The hypothesis was that yeast cast off certain things if subjected to a quick temperature drop, but less so if it is gradual. I don’t have the equipment to crash it as fast as a glycol chiller might drop it, so I just dial down the freezer and let it work out the drop on its own…it takes a day or so to get it down to 32-34F (5 gallon batch from fermentation temperature to just above freezing) and that seems to work fine for me.
I don’t have a problem with suck back. Once the beer is finished, I do a D rest in the fermenter (if needed, normally it doesn’t) and then do a closed transfer to a CO2 purged keg. I then cold crash while having CO2 pressure on the keg. If I have to add gelatin to clear the beer, I keep a slight positive pressure on the keg when I open the lid to add the gelatin. This helps minimize O2 pickup in the keg and prevents suck back when I open the keg. It is a simple solution and works well for me.
Good answer to my question, thanks! That was what I was getting at- if the beer is going to cold crash in the keg anyway, why do it in the fermenter too? I guess you’re putting slightly less sediment in the keg, but I would think the amount would be miniscule.
How about adding gelatin to the beer once it’s carbonated? Does it work the same? Any drawbacks?
I usually add it (when I do) to the keg before it gets fully carbonated. I just add a few pounds of CO2 to prevent oxygen ingress crash and add the gelatin. Have never done it if the beer is fully carbonated as I fear it may foam because of the differences in temperature between the two liquids
The “certain things” are lipids
Cooling too rapidly may also cause the yeast to express heat shock proteins. Those will not affect the current beer, but if you harvest the yeast and use it again the new batch will be affected.

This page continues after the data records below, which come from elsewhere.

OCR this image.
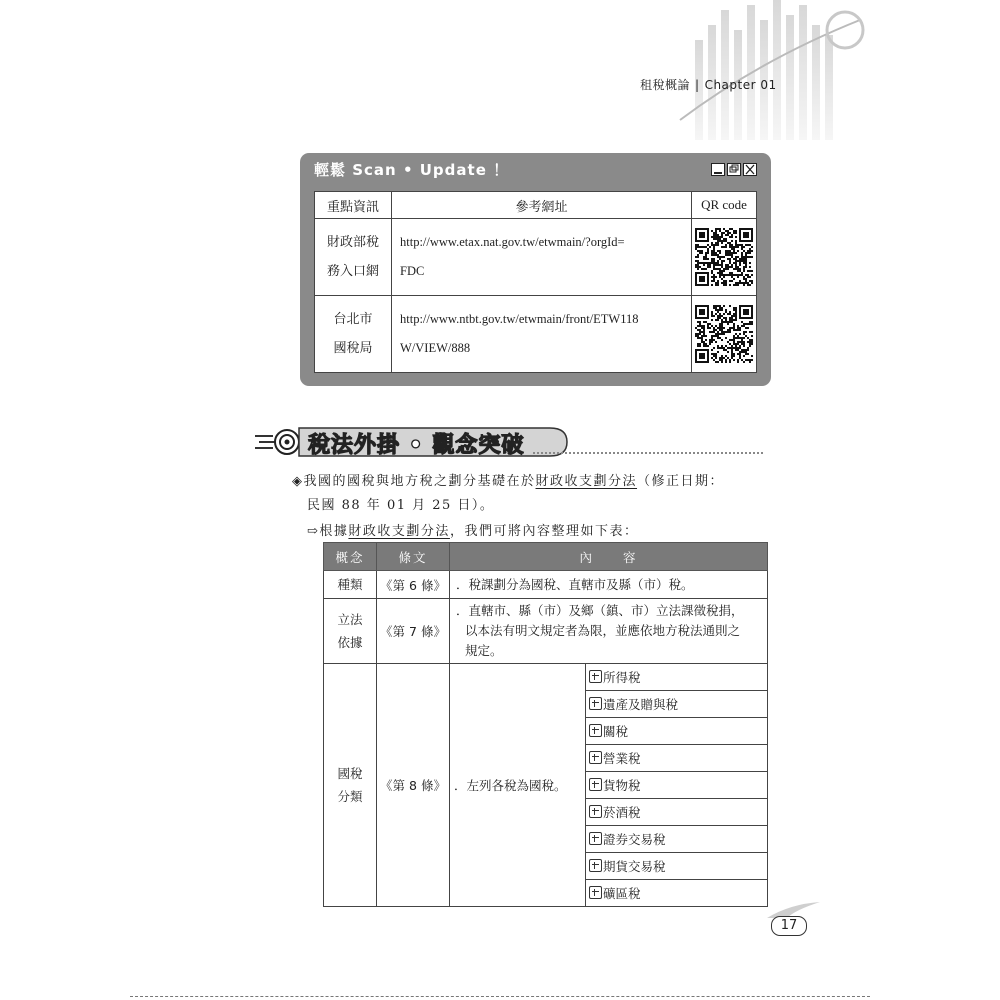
租稅概論 | Chapter 01
輕鬆 Scan • Update ！
重點資訊	參考網址	QR code
財政部稅
務入口網	http://www.etax.nat.gov.tw/etwmain/?orgId=
FDC	

台北市
國稅局	http://www.ntbt.gov.tw/etwmain/front/ETW118
W/VIEW/888	
稅法外掛 • 觀念突破
◈我國的國稅與地方稅之劃分基礎在於財政收支劃分法（修正日期：
民國 88 年 01 月 25 日）。
⇨根據財政收支劃分法，我們可將內容整理如下表：
概念	條文	內　　容	
種類	《第 6 條》	．稅課劃分為國稅、直轄市及縣（市）稅。	
立法
依據	《第 7 條》	．直轄市、縣（市）及鄉（鎮、市）立法課徵稅捐，
以本法有明文規定者為限，並應依地方稅法通則之
規定。	
國稅
分類	《第 8 條》	．左列各稅為國稅。	所得稅
			遺產及贈與稅
			關稅
			營業稅
			貨物稅
			菸酒稅
			證券交易稅
			期貨交易稅
			礦區稅
17
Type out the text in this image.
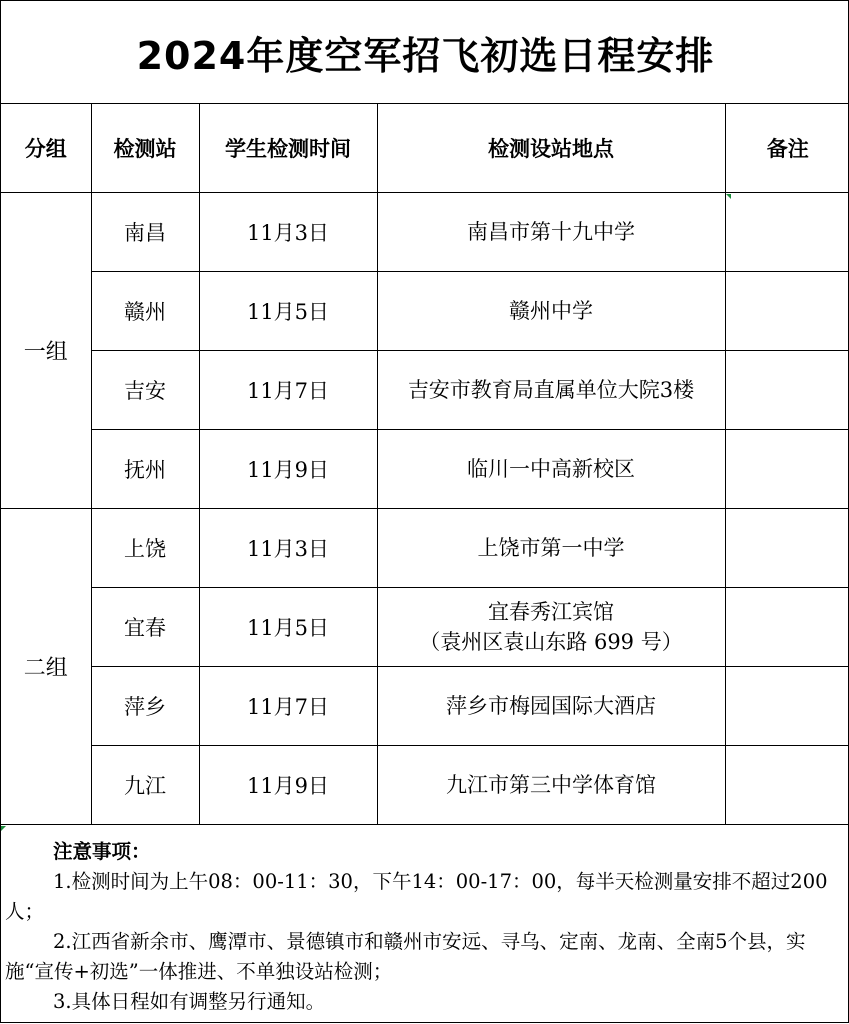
2024年度空军招飞初选日程安排
分组	检测站	学生检测时间	检测设站地点	备注
一组	南昌	11月3日	南昌市第十九中学	

	赣州	11月5日	赣州中学	

	吉安	11月7日	吉安市教育局直属单位大院3楼	

	抚州	11月9日	临川一中高新校区	

二组	上饶	11月3日	上饶市第一中学	

	宜春	11月5日	宜春秀江宾馆
（袁州区袁山东路 699 号）	

	萍乡	11月7日	萍乡市梅园国际大酒店	

	九江	11月9日	九江市第三中学体育馆	

注意事项：

1.检测时间为上午08：00-11：30，下午14：00-17：00，每半天检测量安排不超过200人；

2.江西省新余市、鹰潭市、景德镇市和赣州市安远、寻乌、定南、龙南、全南5个县，实施“宣传+初选”一体推进、不单独设站检测；

3.具体日程如有调整另行通知。
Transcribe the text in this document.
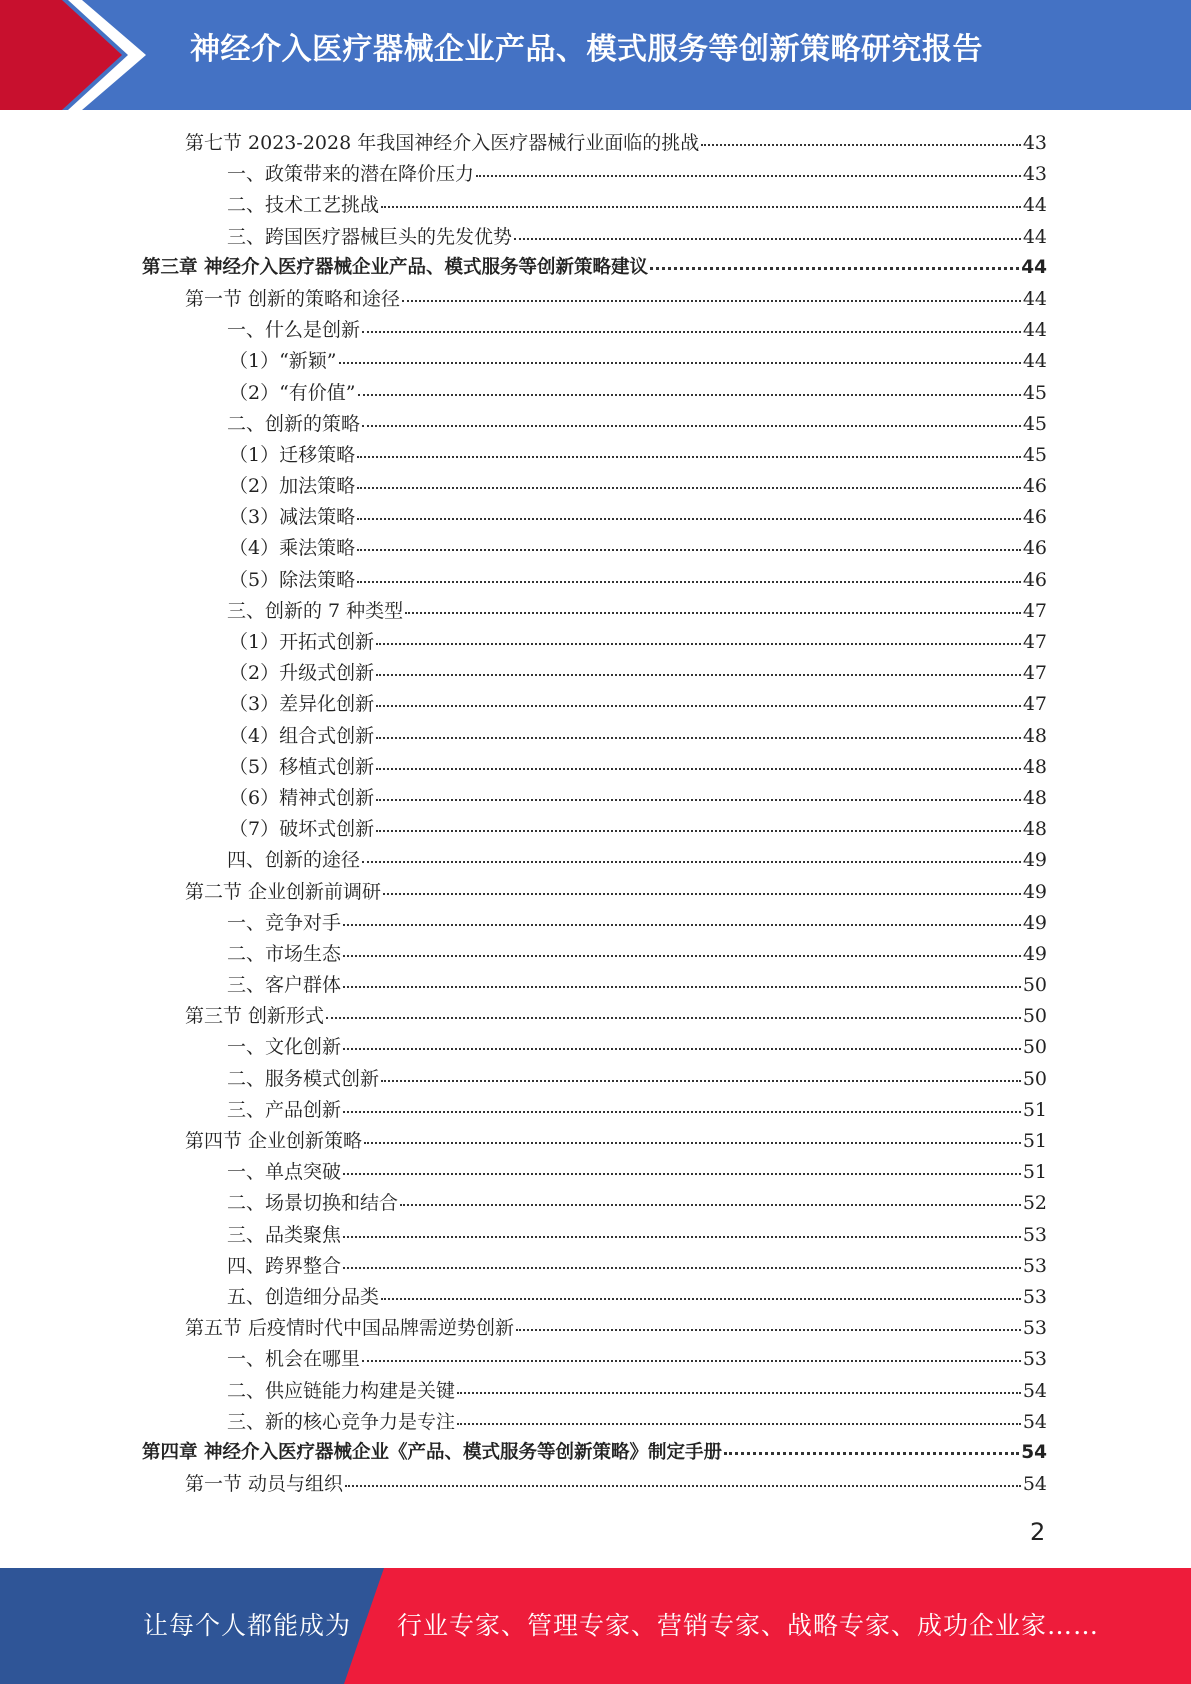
神经介入医疗器械企业产品、模式服务等创新策略研究报告
第七节 2023-2028 年我国神经介入医疗器械行业面临的挑战	43
一、政策带来的潜在降价压力	43
二、技术工艺挑战	44
三、跨国医疗器械巨头的先发优势	44
第三章 神经介入医疗器械企业产品、模式服务等创新策略建议	44
第一节 创新的策略和途径	44
一、什么是创新	44
（1）“新颖”	44
（2）“有价值”	45
二、创新的策略	45
（1）迁移策略	45
（2）加法策略	46
（3）减法策略	46
（4）乘法策略	46
（5）除法策略	46
三、创新的 7 种类型	47
（1）开拓式创新	47
（2）升级式创新	47
（3）差异化创新	47
（4）组合式创新	48
（5）移植式创新	48
（6）精神式创新	48
（7）破坏式创新	48
四、创新的途径	49
第二节 企业创新前调研	49
一、竞争对手	49
二、市场生态	49
三、客户群体	50
第三节 创新形式	50
一、文化创新	50
二、服务模式创新	50
三、产品创新	51
第四节 企业创新策略	51
一、单点突破	51
二、场景切换和结合	52
三、品类聚焦	53
四、跨界整合	53
五、创造细分品类	53
第五节 后疫情时代中国品牌需逆势创新	53
一、机会在哪里	53
二、供应链能力构建是关键	54
三、新的核心竞争力是专注	54
第四章 神经介入医疗器械企业《产品、模式服务等创新策略》制定手册	54
第一节 动员与组织	54
2
让每个人都能成为 行业专家、管理专家、营销专家、战略专家、成功企业家……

You guys know well enough, so thanks for the clarification - I didn’t want to go back through the segment for John’s specific descriptors - at one point I think he also mentioned “wax” or “wax-like substances”, too, but maybe that was just a more descriptive form for lipids. In any event - agreed on your points and maybe the worst effects are downstream in later batches of repitched yeast and not so much on the initial cold crashed batch.